Reviewed by Bailey Pemberton
- If you are wondering whether Par Pacific Holdings is still worth buying after its big run, you are not alone. This article is going to unpack what the current price really implies.
- The stock has cooled slightly over the last week, down 4.3%, but it is still up 16.1% over 30 days, 161.8% year to date, and 171.9% over the past year. This naturally raises questions about how much upside is left versus how much risk has been priced in.
- Recent moves have been driven by a mix of refining margin optimism and investor interest in companies with strategically located assets, especially along key US and Pacific energy corridors. In addition, headlines around fuel demand resilience and infrastructure investment have kept Par Pacific on the radar of investors looking for cyclical exposure with a growth angle.
- Right now, Par Pacific scores a 4/6 valuation check, suggesting it screens as undervalued on most of our metrics.

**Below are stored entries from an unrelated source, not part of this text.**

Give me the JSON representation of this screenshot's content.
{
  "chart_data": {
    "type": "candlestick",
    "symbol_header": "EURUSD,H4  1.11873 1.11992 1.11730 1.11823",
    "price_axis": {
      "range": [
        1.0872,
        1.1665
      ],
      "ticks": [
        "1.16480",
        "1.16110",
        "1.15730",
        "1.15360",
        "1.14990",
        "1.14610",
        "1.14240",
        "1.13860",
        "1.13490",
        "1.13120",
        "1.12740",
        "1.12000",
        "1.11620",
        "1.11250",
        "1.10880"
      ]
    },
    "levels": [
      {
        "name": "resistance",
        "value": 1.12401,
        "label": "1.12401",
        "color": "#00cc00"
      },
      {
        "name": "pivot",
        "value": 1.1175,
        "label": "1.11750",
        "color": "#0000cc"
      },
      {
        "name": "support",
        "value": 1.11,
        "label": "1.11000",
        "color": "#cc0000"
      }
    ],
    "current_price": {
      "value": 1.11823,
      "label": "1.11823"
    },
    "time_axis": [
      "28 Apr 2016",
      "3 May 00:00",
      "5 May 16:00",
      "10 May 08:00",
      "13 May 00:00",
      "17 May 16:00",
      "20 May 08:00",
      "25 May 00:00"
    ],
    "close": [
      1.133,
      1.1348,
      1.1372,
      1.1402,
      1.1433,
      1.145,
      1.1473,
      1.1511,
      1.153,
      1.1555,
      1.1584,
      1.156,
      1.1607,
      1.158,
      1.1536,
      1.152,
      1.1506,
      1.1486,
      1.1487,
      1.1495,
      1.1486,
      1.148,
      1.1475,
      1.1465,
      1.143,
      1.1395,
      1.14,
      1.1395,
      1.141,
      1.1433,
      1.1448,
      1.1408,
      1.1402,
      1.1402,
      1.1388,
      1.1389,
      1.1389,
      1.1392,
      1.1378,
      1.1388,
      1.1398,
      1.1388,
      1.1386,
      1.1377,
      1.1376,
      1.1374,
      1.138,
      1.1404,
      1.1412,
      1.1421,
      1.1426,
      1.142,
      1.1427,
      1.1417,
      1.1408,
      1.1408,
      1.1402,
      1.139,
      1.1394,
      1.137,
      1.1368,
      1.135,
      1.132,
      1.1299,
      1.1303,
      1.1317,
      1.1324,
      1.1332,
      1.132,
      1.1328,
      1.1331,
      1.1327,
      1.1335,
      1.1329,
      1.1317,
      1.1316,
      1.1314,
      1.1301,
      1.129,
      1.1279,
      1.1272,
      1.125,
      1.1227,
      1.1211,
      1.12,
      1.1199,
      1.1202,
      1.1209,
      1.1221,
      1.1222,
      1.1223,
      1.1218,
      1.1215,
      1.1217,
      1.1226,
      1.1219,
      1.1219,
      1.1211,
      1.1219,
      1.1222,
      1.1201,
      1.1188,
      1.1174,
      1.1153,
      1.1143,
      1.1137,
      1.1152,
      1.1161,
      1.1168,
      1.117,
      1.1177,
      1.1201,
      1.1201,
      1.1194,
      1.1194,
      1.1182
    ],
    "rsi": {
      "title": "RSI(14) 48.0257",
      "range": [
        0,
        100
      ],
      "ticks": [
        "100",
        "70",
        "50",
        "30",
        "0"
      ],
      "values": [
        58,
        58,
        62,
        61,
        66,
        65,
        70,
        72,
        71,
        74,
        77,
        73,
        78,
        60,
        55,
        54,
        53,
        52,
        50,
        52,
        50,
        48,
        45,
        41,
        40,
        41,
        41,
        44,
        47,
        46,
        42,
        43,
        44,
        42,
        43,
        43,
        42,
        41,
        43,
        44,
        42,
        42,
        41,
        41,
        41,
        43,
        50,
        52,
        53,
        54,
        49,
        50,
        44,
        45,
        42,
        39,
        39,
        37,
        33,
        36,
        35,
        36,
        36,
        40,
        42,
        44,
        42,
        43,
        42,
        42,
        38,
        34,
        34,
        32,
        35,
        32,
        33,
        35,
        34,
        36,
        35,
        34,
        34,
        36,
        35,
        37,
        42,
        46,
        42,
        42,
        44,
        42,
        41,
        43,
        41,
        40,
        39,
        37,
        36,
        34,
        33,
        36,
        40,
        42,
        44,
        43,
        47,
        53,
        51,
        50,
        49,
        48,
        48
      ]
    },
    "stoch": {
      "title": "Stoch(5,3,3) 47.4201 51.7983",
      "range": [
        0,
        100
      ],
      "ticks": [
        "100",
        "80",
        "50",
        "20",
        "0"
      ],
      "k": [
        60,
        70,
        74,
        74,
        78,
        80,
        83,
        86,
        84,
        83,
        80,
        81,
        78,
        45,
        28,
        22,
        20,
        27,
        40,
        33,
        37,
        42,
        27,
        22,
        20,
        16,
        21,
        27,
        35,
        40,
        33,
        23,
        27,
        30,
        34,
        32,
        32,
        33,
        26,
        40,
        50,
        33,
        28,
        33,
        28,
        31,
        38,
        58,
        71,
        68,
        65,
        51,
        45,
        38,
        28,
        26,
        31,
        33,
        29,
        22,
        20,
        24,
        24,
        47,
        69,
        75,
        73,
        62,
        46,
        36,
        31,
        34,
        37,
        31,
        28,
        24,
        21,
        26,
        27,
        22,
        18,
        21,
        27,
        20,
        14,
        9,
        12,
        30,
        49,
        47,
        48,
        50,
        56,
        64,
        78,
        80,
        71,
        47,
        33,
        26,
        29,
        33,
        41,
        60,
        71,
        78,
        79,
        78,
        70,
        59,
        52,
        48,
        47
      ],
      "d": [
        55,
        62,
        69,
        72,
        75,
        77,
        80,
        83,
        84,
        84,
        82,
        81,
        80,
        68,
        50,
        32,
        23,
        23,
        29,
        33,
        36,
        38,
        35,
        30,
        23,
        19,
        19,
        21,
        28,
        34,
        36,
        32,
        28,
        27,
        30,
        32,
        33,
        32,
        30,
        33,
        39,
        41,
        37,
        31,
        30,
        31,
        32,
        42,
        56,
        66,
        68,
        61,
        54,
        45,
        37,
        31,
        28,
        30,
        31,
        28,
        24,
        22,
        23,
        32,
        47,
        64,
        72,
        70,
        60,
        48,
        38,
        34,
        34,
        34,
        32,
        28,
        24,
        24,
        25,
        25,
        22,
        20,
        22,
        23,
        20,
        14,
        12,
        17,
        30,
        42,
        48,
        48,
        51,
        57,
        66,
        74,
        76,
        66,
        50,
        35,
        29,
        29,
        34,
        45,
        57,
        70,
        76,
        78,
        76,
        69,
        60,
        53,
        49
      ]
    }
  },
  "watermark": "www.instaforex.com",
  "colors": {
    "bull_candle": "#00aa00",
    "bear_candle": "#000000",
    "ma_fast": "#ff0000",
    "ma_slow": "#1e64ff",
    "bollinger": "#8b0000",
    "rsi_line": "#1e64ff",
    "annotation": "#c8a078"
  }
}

Next we will break down what that looks like under different valuation approaches, before circling back at the end to another way to judge whether the current price really makes sense.
Approach 1: Par Pacific Holdings Discounted Cash Flow (DCF) Analysis
A Discounted Cash Flow model estimates what a business is worth today by projecting the cash it can generate in the future, then discounting those cash flows back to the present.
For Par Pacific Holdings, the latest twelve month Free Cash Flow is about $224.1 Million, and analysts expect cash flows to stay solid but gradually normalize as refining conditions cool. Simply Wall St uses analyst forecasts out to 2027, where Free Cash Flow is projected at roughly $159 Million, and then extrapolates a slower growth path through 2035, with projected Free Cash Flow around $145.9 Million in 10 years. These future cash flows are then discounted using a 2 Stage Free Cash Flow to Equity model to arrive at an intrinsic value.
On this basis, the estimated fair value is $58.83 per share, which suggests the stock trades at roughly a 25.7% discount to its DCF value, so it currently screens as undervalued on cash flow grounds.
Result: UNDERVALUED
Our Discounted Cash Flow (DCF) analysis suggests Par Pacific Holdings is undervalued by 25.7%. Track this in your watchlist or portfolio, or discover 906 more undervalued stocks based on cash flows.
Approach 2: Par Pacific Holdings Price vs Earnings
For profitable companies like Par Pacific, the price to earnings ratio is a practical way to gauge whether investors are paying a reasonable price for each dollar of profit. Higher growth and lower perceived risk usually justify a higher PE multiple, while slower or more volatile businesses tend to trade on lower ratios.
Par Pacific currently trades on a PE of about 9.3x, which is below both the broader Oil and Gas industry average of around 13.8x and the peer group average of roughly 22.9x. On the surface, that discount hints that the market is either more cautious about Par Pacific or has not fully repriced its recent performance.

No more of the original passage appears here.